There are two problems that you should address that I see.

First, how do you teach them not to believe everything an AI says? Well, how do you teach them not to believe everything a politician says? An advertiser? A peer? Do that with AI, too. It's not a new problem.

Second, how do you keep them from being emotionally attached to an AI? Give them hugs. Give them eye contact. Give them genuine attention from an actual human - lots of it - and pray that it's enough.

3 comments

> Second, how do you keep them from being emotionally attached to an AI?

You can't.

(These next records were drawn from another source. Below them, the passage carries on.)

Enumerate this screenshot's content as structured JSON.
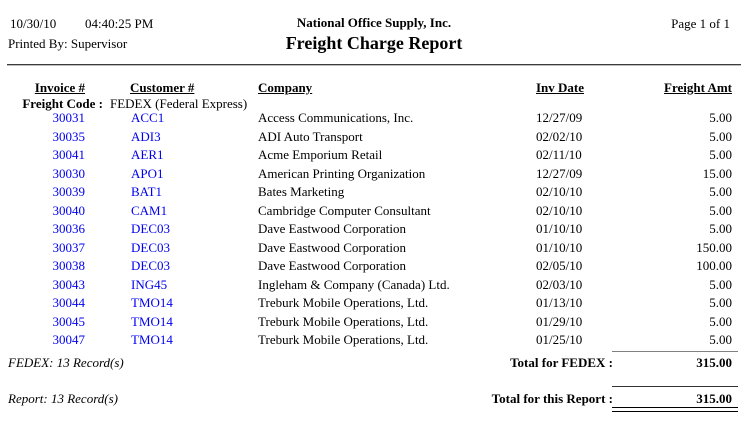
{
  "header": {
    "date": "10/30/10",
    "time": "04:40:25 PM",
    "printed_by": "Printed By: Supervisor",
    "company_name": "National Office Supply, Inc.",
    "report_title": "Freight Charge Report",
    "page_info": "Page 1 of 1"
  },
  "columns": {
    "invoice": "Invoice #",
    "customer": "Customer #",
    "company": "Company",
    "inv_date": "Inv Date",
    "freight_amt": "Freight Amt"
  },
  "group_header": {
    "label": "Freight Code :",
    "value": "FEDEX (Federal Express)"
  },
  "rows": [
    {
      "invoice": "30031",
      "customer": "ACC1",
      "company": "Access Communications, Inc.",
      "inv_date": "12/27/09",
      "freight_amt": "5.00"
    },
    {
      "invoice": "30035",
      "customer": "ADI3",
      "company": "ADI Auto Transport",
      "inv_date": "02/02/10",
      "freight_amt": "5.00"
    },
    {
      "invoice": "30041",
      "customer": "AER1",
      "company": "Acme Emporium Retail",
      "inv_date": "02/11/10",
      "freight_amt": "5.00"
    },
    {
      "invoice": "30030",
      "customer": "APO1",
      "company": "American Printing Organization",
      "inv_date": "12/27/09",
      "freight_amt": "15.00"
    },
    {
      "invoice": "30039",
      "customer": "BAT1",
      "company": "Bates Marketing",
      "inv_date": "02/10/10",
      "freight_amt": "5.00"
    },
    {
      "invoice": "30040",
      "customer": "CAM1",
      "company": "Cambridge Computer Consultant",
      "inv_date": "02/10/10",
      "freight_amt": "5.00"
    },
    {
      "invoice": "30036",
      "customer": "DEC03",
      "company": "Dave Eastwood Corporation",
      "inv_date": "01/10/10",
      "freight_amt": "5.00"
    },
    {
      "invoice": "30037",
      "customer": "DEC03",
      "company": "Dave Eastwood Corporation",
      "inv_date": "01/10/10",
      "freight_amt": "150.00"
    },
    {
      "invoice": "30038",
      "customer": "DEC03",
      "company": "Dave Eastwood Corporation",
      "inv_date": "02/05/10",
      "freight_amt": "100.00"
    },
    {
      "invoice": "30043",
      "customer": "ING45",
      "company": "Ingleham & Company (Canada) Ltd.",
      "inv_date": "02/03/10",
      "freight_amt": "5.00"
    },
    {
      "invoice": "30044",
      "customer": "TMO14",
      "company": "Treburk Mobile Operations, Ltd.",
      "inv_date": "01/13/10",
      "freight_amt": "5.00"
    },
    {
      "invoice": "30045",
      "customer": "TMO14",
      "company": "Treburk Mobile Operations, Ltd.",
      "inv_date": "01/29/10",
      "freight_amt": "5.00"
    },
    {
      "invoice": "30047",
      "customer": "TMO14",
      "company": "Treburk Mobile Operations, Ltd.",
      "inv_date": "01/25/10",
      "freight_amt": "5.00"
    }
  ],
  "group_footer": {
    "record_count": "FEDEX: 13 Record(s)",
    "total_label": "Total for FEDEX :",
    "total_value": "315.00"
  },
  "report_footer": {
    "record_count": "Report: 13 Record(s)",
    "total_label": "Total for this Report :",
    "total_value": "315.00"
  },
  "colors": {
    "link_blue": "#0000f0",
    "text": "#000000",
    "rule": "#3c3c3c"
  }
}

We (including people's kids) will at some point, to some degree, become emotionally attached to an AI.

The thing is to be clear about what that 'friendship' does for you, what you put in & what you get out of it. Be aware of downsides, privacy issues, etc. And then: enjoy.

On the flip side, such bonds are not exclusive with human-human bonding. You can have both. So hug your kids often while they play with their AI-powered toy doggie.

Every modern chatbot has a web search option. With ChatGPT you tell it to “verify that” and it provides live web results.

For mathematics, you tell if to “verify that with Python” and you check the code it runs.

> First, how do you teach them not to believe everything an AI says?

critical thinking is a thing, certainly. I am thankful to my late father, for having me taught the art of questioning stuff.